Mi perro tiene alergia alimentaria

En ocasiones, los perros presentan reacciones adversas a ingredientes de la dieta que consumen. La alergia alimentaria se da cuando un animal sufre una reacción de su sistema inmune frente a ciertos alimentos. De igual manera, los gatos también pueden presentar estos problemas.

Su presentación no suele ser repentina ni inmediata y no supone peligro alguno para la vida del animal. Sus síntomas suelen manifestarse en forma de dermatosis y, aunque su incidencia es variable, se puede afirmar que la alergia alimentaria es la tercera causante de alteraciones cutáneas que cursan con prurito en perros y gatos. Un pequeño número de animales puede verse afectado por signos intestinales agudos.

Los signos de alergia alimentaria suelen aparecer en animales de menos de un año de edad. Por tanto, debe considerarse esta posibilidad siempre que un animal inmaduro muestre una dermatitis alérgica que no responde a un patrón estacional. Puede producirse entonces en cualquier época del año y no hay predilección por sexo, habiendo una mayor incidencia en determinadas razas de perros. Para que se produzca una alergia, tiene que haber una exposición previa al antígeno, momento en el cual el sistema inmune se sensibiliza y responde de manera exagerada —reacción de hipersensibilidad— cuando se desencadena el cuadro alérgico.

Los antígenos causantes suelen ser proteínas o polipéptidos. Un animal puede ser alérgico a un solo ingrediente de la dieta o a varios.

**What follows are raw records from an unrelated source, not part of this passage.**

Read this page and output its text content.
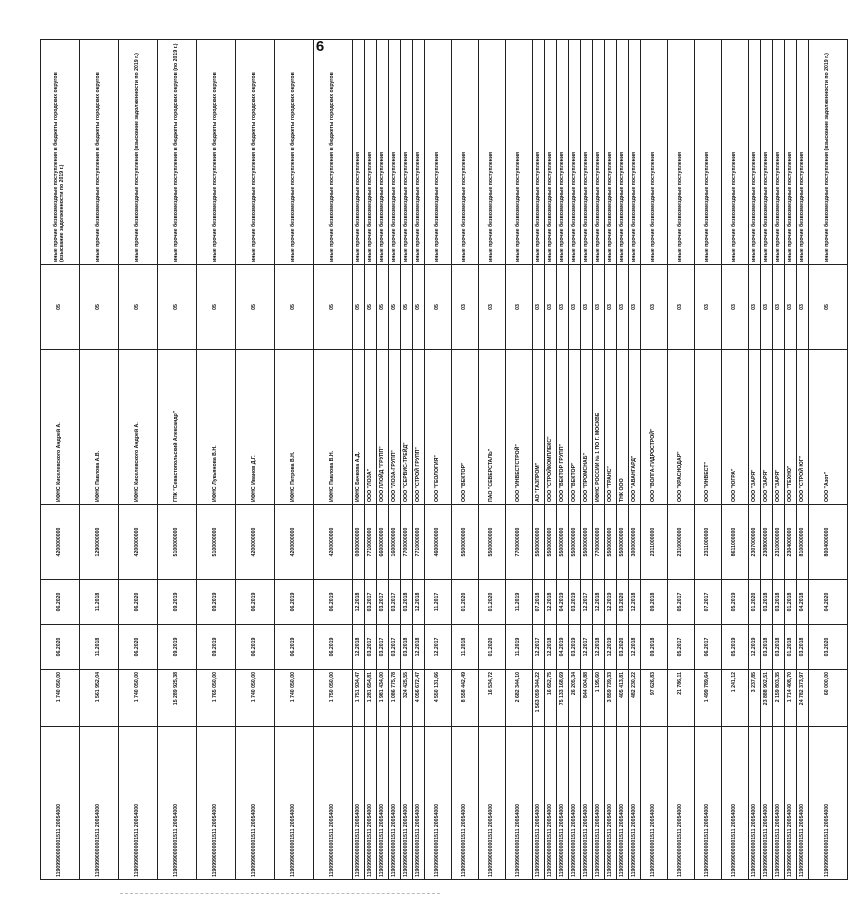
6
11909990000001511 20054000	1 740 050,00	06.2020	06.2020	4200000000	ИФНС Киселевского Андрей А.	05	иные прочие безвозмездные поступления в бюджеты городских округов (взыскание задолженности по 2019 г.)
11909990000001511 20054000	1 561 952,04	11.2018	11.2018	1290000000	ИФНС Павлова А.В.	05	иные прочие безвозмездные поступления в бюджеты городских округов
11909990000001511 20054000	1 740 050,00	06.2020	06.2020	4200000000	ИФНС Киселевского Андрей А.	05	иные прочие безвозмездные поступления (взыскание задолженности по 2019 г.)
11909990000001511 20054000	15 289 925,38	09.2019	09.2019	5100000000	ГПК "Севастопольский Александр"	05	иные прочие безвозмездные поступления в бюджеты городских округов (по 2019 г.)
11909990000001511 20054000	1 765 050,00	09.2019	09.2019	5100000000	ИФНС Лукьянова В.Н.	05	иные прочие безвозмездные поступления в бюджеты городских округов
11909990000001511 20054000	1 740 050,00	06.2019	06.2019	4200000000	ИФНС Иванов Д.Г.	05	иные прочие безвозмездные поступления в бюджеты городских округов
11909990000001511 20054000	1 740 050,00	06.2019	06.2019	4200000000	ИФНС Петрова В.Н.	05	иные прочие безвозмездные поступления в бюджеты городских округов
11909990000001511 20054000	1 750 050,00	06.2019	06.2019	4200000000	ИФНС Павлова В.Н.	05	иные прочие безвозмездные поступления в бюджеты городских округов
11909990000001511 20054000	1 751 934,47	12.2018	12.2018	0000000000	ИФНС Бачкова А.Д.	05	иные прочие безвозмездные поступления
11909990000001511 20054000	1 281 654,81	03.2017	03.2017	7710000000	ООО "ЛОЗА"	05	иные прочие безвозмездные поступления
11909990000001511 20054000	1 981 434,00	03.2017	03.2017	6600000000	ООО ЛЛОЙД "ГРУПП"	05	иные прочие безвозмездные поступления
11909990000001511 20054000	1 086 775,78	03.2017	03.2017	1600000000	ООО "ЛОЗА-ГРУПП"	05	иные прочие безвозмездные поступления
11909990000001511 20054000	324 425,55	03.2018	03.2018	7700000000	ООО "СЕРВИС-ТРЕЙД"	05	иные прочие безвозмездные поступления
11909990000001511 20054000	4 056 672,47	12.2018	12.2018	7710000000	ООО "СТРОЙ ГРУПП"	05	иные прочие безвозмездные поступления
11909990000001511 20054000	4 550 131,66	12.2017	11.2017	4600000000	ООО "ГЕОЛОГИЯ"	05	иные прочие безвозмездные поступления
11909990000001511 20054000	8 558 442,49	11.2018	01.2020	5500000000	ООО "ВЕКТОР"	03	иные прочие безвозмездные поступления
11909990000001511 20054000	16 534,72	01.2020	01.2020	5500000000	ПАО "СЕВЕРСТАЛЬ"	03	иные прочие безвозмездные поступления
11909990000001511 20054000	2 682 344,10	11.2019	11.2019	7700000000	ООО "ИНВЕСТСТРОЙ"	03	иные прочие безвозмездные поступления
11909990000001511 20054000	1 563 059 344,22	12.2017	07.2018	5500000000	АО "ГАЗПРОМ"	03	иные прочие безвозмездные поступления
11909990000001511 20054000	16 652,75	12.2018	12.2018	5500000000	ООО "СТРОЙКОМПЛЕКС"	03	иные прочие безвозмездные поступления
11909990000001511 20054000	75 133 168,69	04.2019	04.2019	5500000000	ООО "ВЕКТОР ГРУПП"	03	иные прочие безвозмездные поступления
11909990000001511 20054000	26 205,34	03.2019	03.2019	5500000000	ООО "ВЕКТОР"	03	иные прочие безвозмездные поступления
11909990000001511 20054000	844 004,88	12.2017	12.2017	5500000000	ООО "ПРОМСНАБ"	03	иные прочие безвозмездные поступления
11909990000001511 20054000	1 195,60	12.2018	12.2018	7700000000	ИФНС РОССИИ № 1 ПО Г. МОСКВЕ	03	иные прочие безвозмездные поступления
11909990000001511 20054000	3 859 739,33	12.2019	12.2019	5500000000	ООО "ТРАНС"	03	иные прочие безвозмездные поступления
11909990000001511 20054000	405 413,81	03.2020	03.2020	5500000000	ТНК ООО	03	иные прочие безвозмездные поступления
11909990000001511 20054000	482 230,22	12.2018	12.2018	3000000000	ООО "АВАНГАРД"	03	иные прочие безвозмездные поступления
11909990000001511 20054000	97 626,83	09.2018	09.2018	2311000000	ООО "ВОЛГА-ГИДРОСТРОЙ"	03	иные прочие безвозмездные поступления
11909990000001511 20054000	21 786,11	05.2017	05.2017	2310000000	ООО "КРАСНОДАР"	03	иные прочие безвозмездные поступления
11909990000001511 20054000	1 499 789,64	06.2017	07.2017	2311000000	ООО "ИНВЕСТ"	03	иные прочие безвозмездные поступления
11909990000001511 20054000	1 241,12	05.2019	05.2019	8611000000	ООО "ЮГРА"	03	иные прочие безвозмездные поступления
11909990000001511 20054000	3 237,85	12.2019	01.2020	2307000000	ООО "ЗАРЯ"	03	иные прочие безвозмездные поступления
11909990000001511 20054000	23 888 902,51	03.2018	03.2018	2308000000	ООО "ЗАРЯ"	03	иные прочие безвозмездные поступления
11909990000001511 20054000	2 159 803,35	03.2018	03.2018	2310000000	ООО "ЗАРЯ"	03	иные прочие безвозмездные поступления
11909990000001511 20054000	1 714 408,70	01.2018	01.2018	2304000000	ООО "ТЕХНО"	03	иные прочие безвозмездные поступления
11909990000001511 20054000	24 782 373,97	03.2018	04.2018	8100000000	ООО "СТРОЙ ЮГ"	03	иные прочие безвозмездные поступления
11909990000001511 20054000	60 000,00	03.2020	04.2020	8004000000	ООО "Азот"	05	иные прочие безвозмездные поступления (взыскание задолженности по 2019 г.)
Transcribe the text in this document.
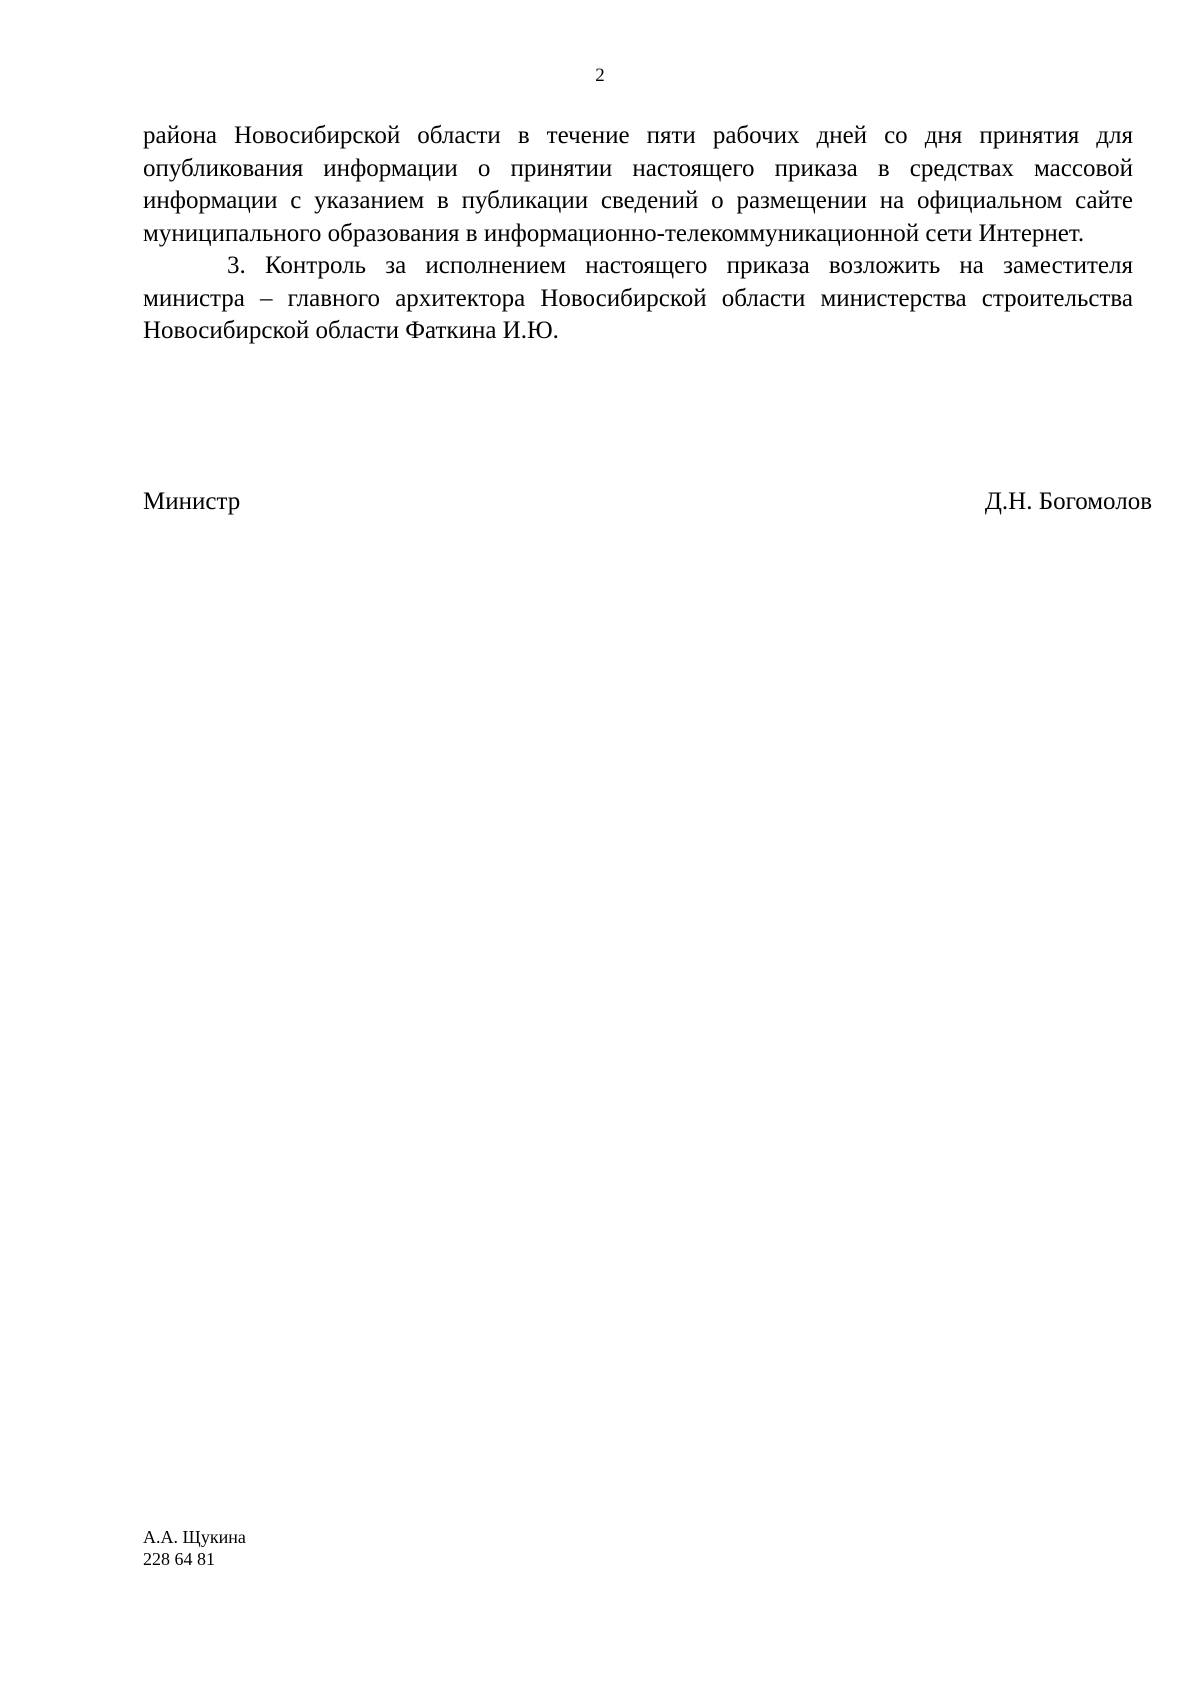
2

района Новосибирской области в течение пяти рабочих дней со дня принятия для опубликования информации о принятии настоящего приказа в средствах массовой информации с указанием в публикации сведений о размещении на официальном сайте муниципального образования в информационно-телекоммуникационной сети Интернет.

3. Контроль за исполнением настоящего приказа возложить на заместителя министра – главного архитектора Новосибирской области министерства строительства Новосибирской области Фаткина И.Ю.

Министр	Д.Н. Богомолов
А.А. Щукина
228 64 81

Se ha propuesto que un destete precoz puede predisponer a los perros a desarrollar alergia alimentaria, pues su sistema digestivo es todavía inmaduro y permitiría el paso de macromoléculas que penetran en tejido linfoide desarrollando una respuesta anómala por parte del sistema inmune. Esto no sucedería en un animal adulto.

Como signos clínicos, en la mayoría de los casos aparece una dermatosis alérgica, más frecuentemente con prurito intenso. En los perros las áreas más afectadas son las axilas, patas y área inguinal, en los gatos alrededor de la cabeza, cuello y orejas. A menudo se acompaña en ambas especies con otitis persistente.

Antes de considerar una alergia alimentaria deben descartarse causas como parasitosis, atopia, infecciones o problemas metabólicos que puedan afectar a la piel. La única forma de diagnóstico seguro es la dieta de eliminación, consistente en administrar al animal una única fuente de proteína a la que no haya estado expuesto anteriormente, y comprobar que los síntomas remiten. Se contrastará posteriormente con una dieta de provocación, es decir, que consuma la misma dieta habitual y ver cómo los síntomas vuelven a aparecer, confirmando entonces que se trata de alergia alimentaria.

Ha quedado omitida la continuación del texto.